Non-Disclosure Agreements (NDAs) are a form of confidentiality agreement commonly used in commercial arrangements. They aim to clearly define what is considered confidential in the scope of that arrangement and protect any commercially sensitive or valuable information, ideas and/ or intellectual property from being misused.
Here are our top tips for businesses looking to protect their confidential information through the use of an NDA:
1. Understand your position
Consider whether the agreement is pro-discloser, pro-recipient or mutual. The basis of the agreement should be entirely reflective of the way in which information is being shared and the reasoning for sharing should be clear. If you are each disclosing confidential information, ensure the agreement is of mutual benefit and protects both parties.
2. Make definitions clear
Ensure you are happy with the earliest given definition of “Confidential Information” in the agreement. Don’t rush any negotiation – we often see the disclosing party keen to broaden the definition of what is classed as confidential, while the receiving party look to keep it as narrow as possible.
3. Context is key
Tailor your agreement to clearly distinguish what is confidential and what isn’t by setting out the terms with expressive language and ensuring the agreement is bespoke to the commercial arrangement between the parties. This will achieve appropriate protection of your sensitive information and significantly reduce the potential of any disputes later down the line.
4. Consider the duration
Remember that the agreement is often time sensitive. Whilst the disclosing party may wish to maximise protection for as long as possible, it isn’t in the interests of the other party to sign into agreements for longer periods than they deem necessary, for example, when the information is no longer of significant value to the recipient.
5. Return or retain
It is commonly seen in NDAs that the discloser has the right to request that information is returned or destroyed at their say so. Meanwhile, the recipient may also have a right to retain information for their own compliance or auditing purposes, or may be required to retain it for legal or regulatory reasons. Parties should therefore always consider whether this needs to be reflected within the agreement too.
6. Think historically
Before entering an NDA, you should always consider your history with the other party and ensure that none of your confidential information has been disclosed to them previously, either on a non-confidential basis or via publicly available sources. An NDA will usually stipulate that information is not classed as confidential if it is, or is likely to become, available to the public other than as a result of the recipient disclosing such information. This would also be the case if the information was made available to the recipient on a non-confidential basis prior to it being disclosed by the discloser.
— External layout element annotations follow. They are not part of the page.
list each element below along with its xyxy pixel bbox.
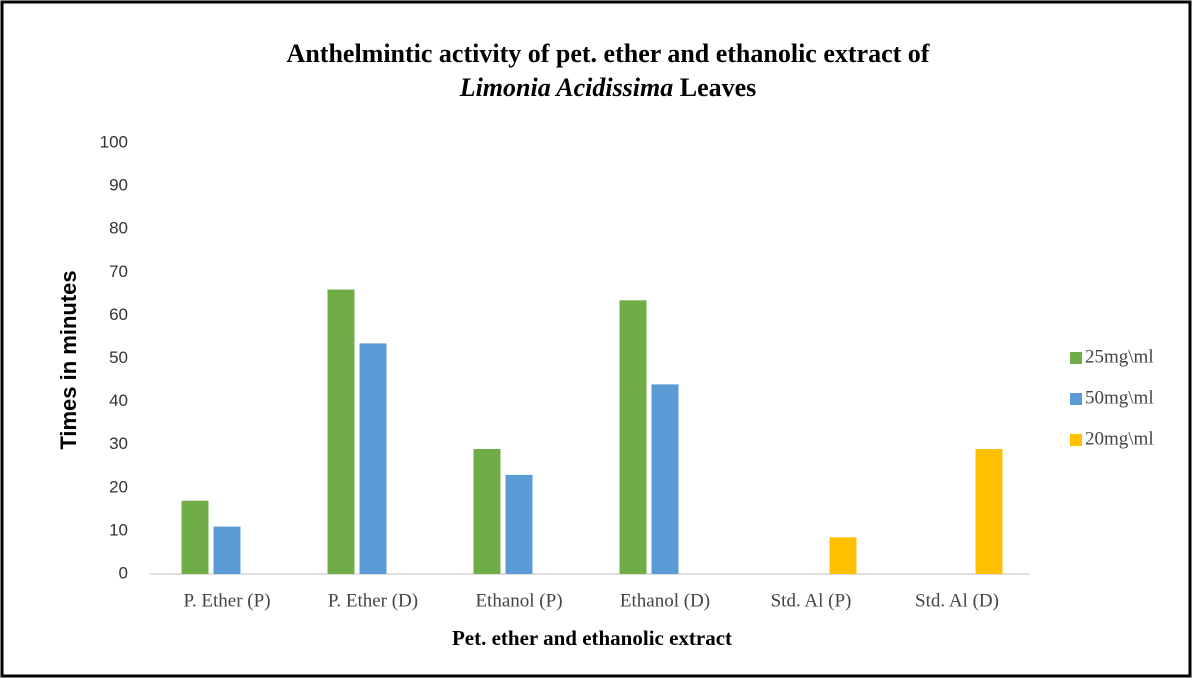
chart-title: Anthelmintic activity of pet. ether and … — [287, 39, 930, 68]
legend-label: 50mg\ml — [1085, 387, 1154, 408]
y-tick-label: 30 — [109, 434, 128, 453]
x-axis-title: Pet. ether and ethanolic extract — [452, 626, 732, 650]
y-tick-label: 50 — [109, 348, 128, 367]
y-axis-title: Times in minutes — [56, 270, 81, 449]
bar — [976, 449, 1003, 574]
bar — [328, 290, 355, 574]
y-tick-label: 10 — [109, 520, 128, 539]
legend-label: 20mg\ml — [1085, 428, 1154, 449]
x-tick-label: P. Ether (P) — [183, 590, 270, 611]
y-tick-label: 60 — [109, 305, 128, 324]
title-rest: Leaves — [680, 73, 757, 102]
y-tick-label: 20 — [109, 477, 128, 496]
bar — [620, 300, 647, 574]
chart-frame — [2, 2, 1190, 676]
x-tick-label: Std. Al (P) — [771, 590, 852, 611]
y-tick-label: 40 — [109, 391, 128, 410]
x-tick-label: Std. Al (D) — [915, 590, 999, 611]
legend-swatch — [1070, 352, 1082, 364]
bar — [360, 343, 387, 574]
y-tick-label: 80 — [109, 219, 128, 238]
title-italic: Limonia Acidissima — [459, 73, 674, 102]
x-tick-label: Ethanol (P) — [475, 590, 562, 611]
y-tick-label: 100 — [100, 132, 128, 151]
y-tick-label: 0 — [119, 563, 128, 582]
legend-swatch — [1070, 434, 1082, 446]
bar — [182, 501, 209, 574]
y-tick-label: 70 — [109, 262, 128, 281]
y-tick-label: 90 — [109, 176, 128, 195]
bar — [506, 475, 533, 574]
legend-swatch — [1070, 393, 1082, 405]
bar — [652, 384, 679, 574]
chart: Anthelmintic activity of pet. ether and … — [0, 0, 1193, 679]
legend-label: 25mg\ml — [1085, 346, 1154, 367]
x-tick-label: P. Ether (D) — [328, 590, 418, 611]
chart-title-line2: Limonia Acidissima Leaves — [459, 73, 757, 102]
bar — [214, 527, 241, 574]
bar — [830, 537, 857, 574]
x-tick-label: Ethanol (D) — [620, 590, 710, 611]
bar — [474, 449, 501, 574]
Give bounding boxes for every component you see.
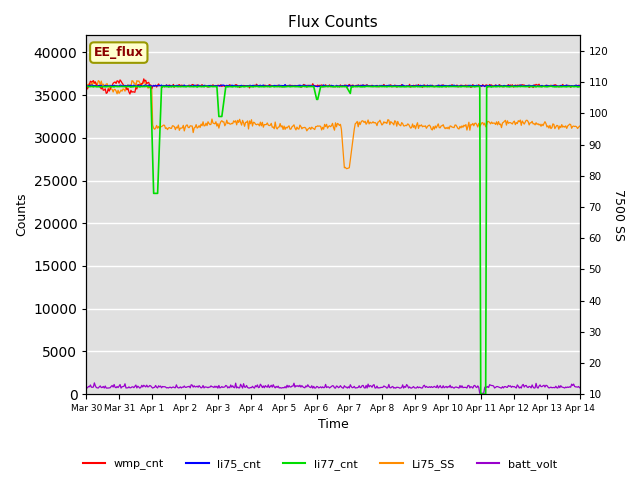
Legend: wmp_cnt, li75_cnt, li77_cnt, Li75_SS, batt_volt: wmp_cnt, li75_cnt, li77_cnt, Li75_SS, ba…: [78, 455, 562, 474]
X-axis label: Time: Time: [317, 419, 348, 432]
Title: Flux Counts: Flux Counts: [288, 15, 378, 30]
Y-axis label: 7500 SS: 7500 SS: [612, 189, 625, 241]
Y-axis label: Counts: Counts: [15, 193, 28, 237]
Text: EE_flux: EE_flux: [94, 46, 144, 59]
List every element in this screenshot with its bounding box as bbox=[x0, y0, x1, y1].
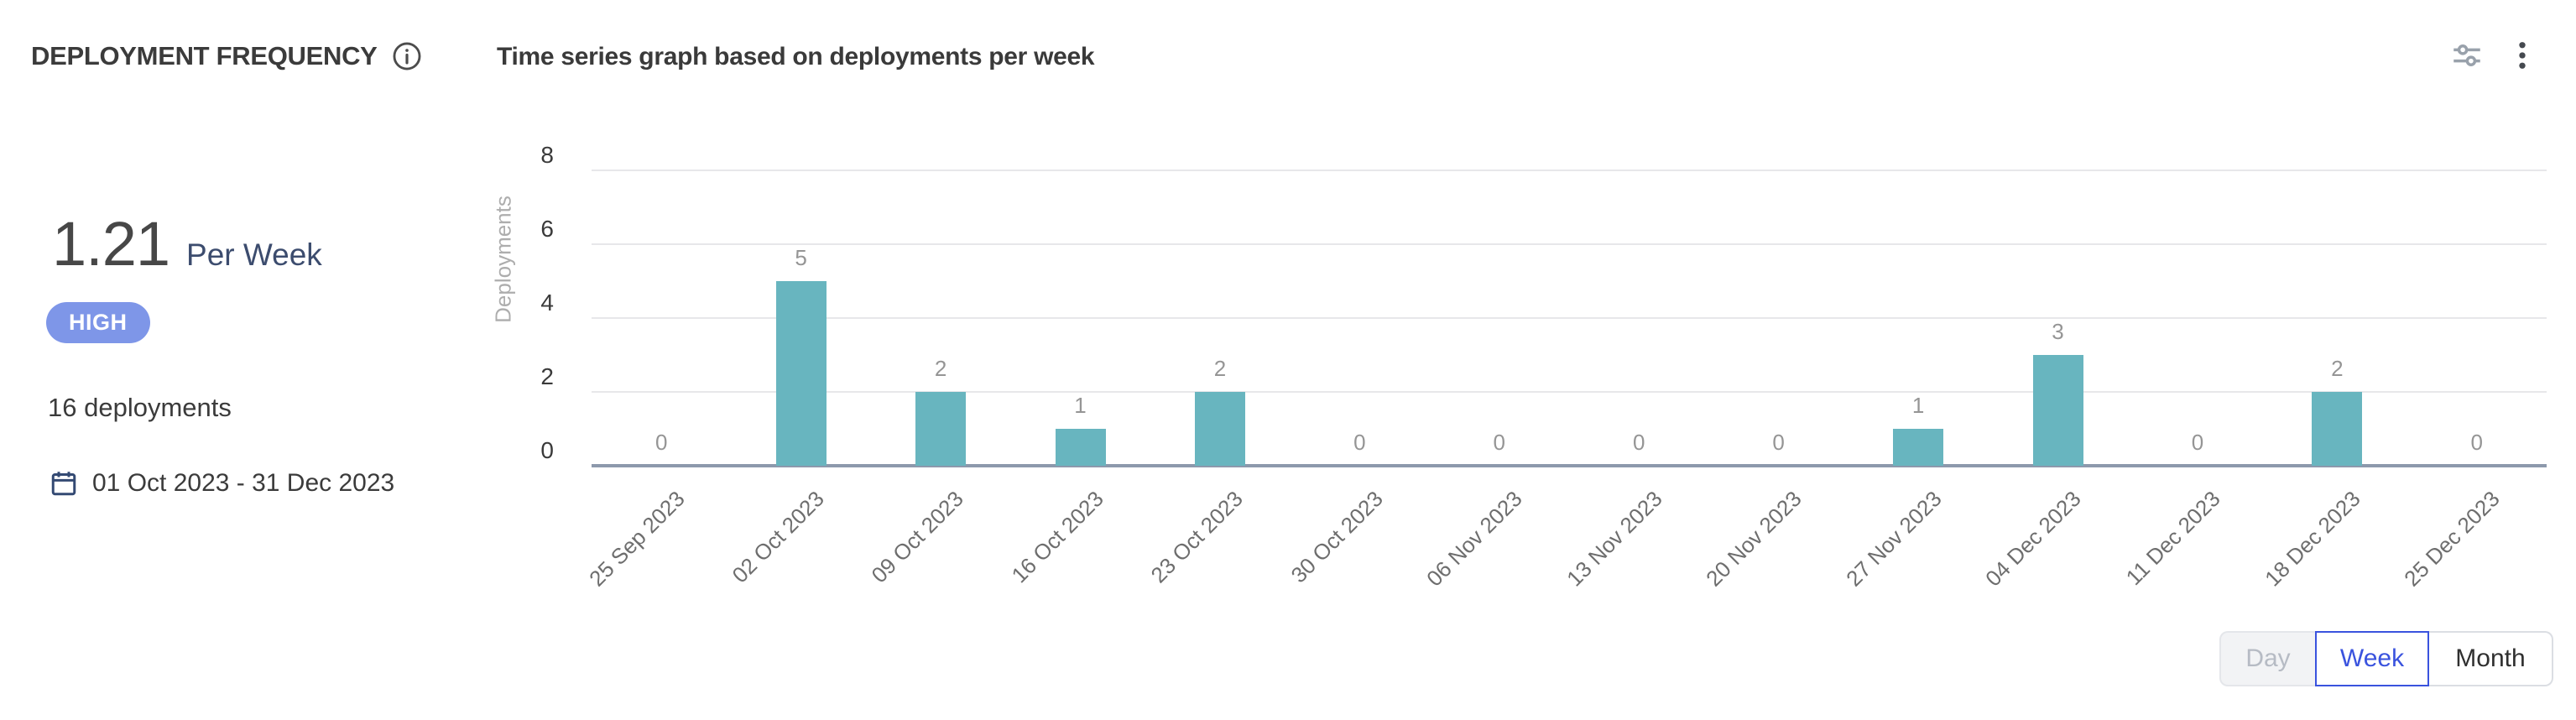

7. Have confidence in confidentiality
Even if you are confident in the legal protection that your confidentiality agreement ensures, you should still exercise caution with all confidential information. Only disclose sensitive information when absolutely necessary – NDAs are not entirely infallible and causation can sometimes be difficult to prove.
8. Plan ahead
By stating the governing law of the agreement and the jurisdiction in which any related dispute will be resolved, this will ensure your rights are protected should any breaches or disputes arise and result in litigation.
9. Consider your remedies
It is standard practice for parties to agree that damages alone are not an adequate remedy should the other party breach the terms of the agreement, and as such a party is entitled to seek remedies such as equitable relief or specific performance instead. In practice, an injunction is a useful remedy if the discloser discovers the recipient is intending to misuse confidential information before an actual breach occurs, however, it will be of little use as a remedy once confidential information has already been disclosed or used in a breach. In any event, it is important to remember that these clauses are of questionable value given that the granting of equitable remedies will be at the discretion of the court.
10. Don’t waive your rights
A party can lose their rights or remedies by waiting too long to exercise them. A ‘no waiver’ clause attempts to preserve your rights and remedies from being waived, particularly by delay. Including this clause will therefore preserve your rights, should you fail to take action in the event of a breach of the agreement and continue to trade with the breaching party, whilst perhaps deciding on the best course of action.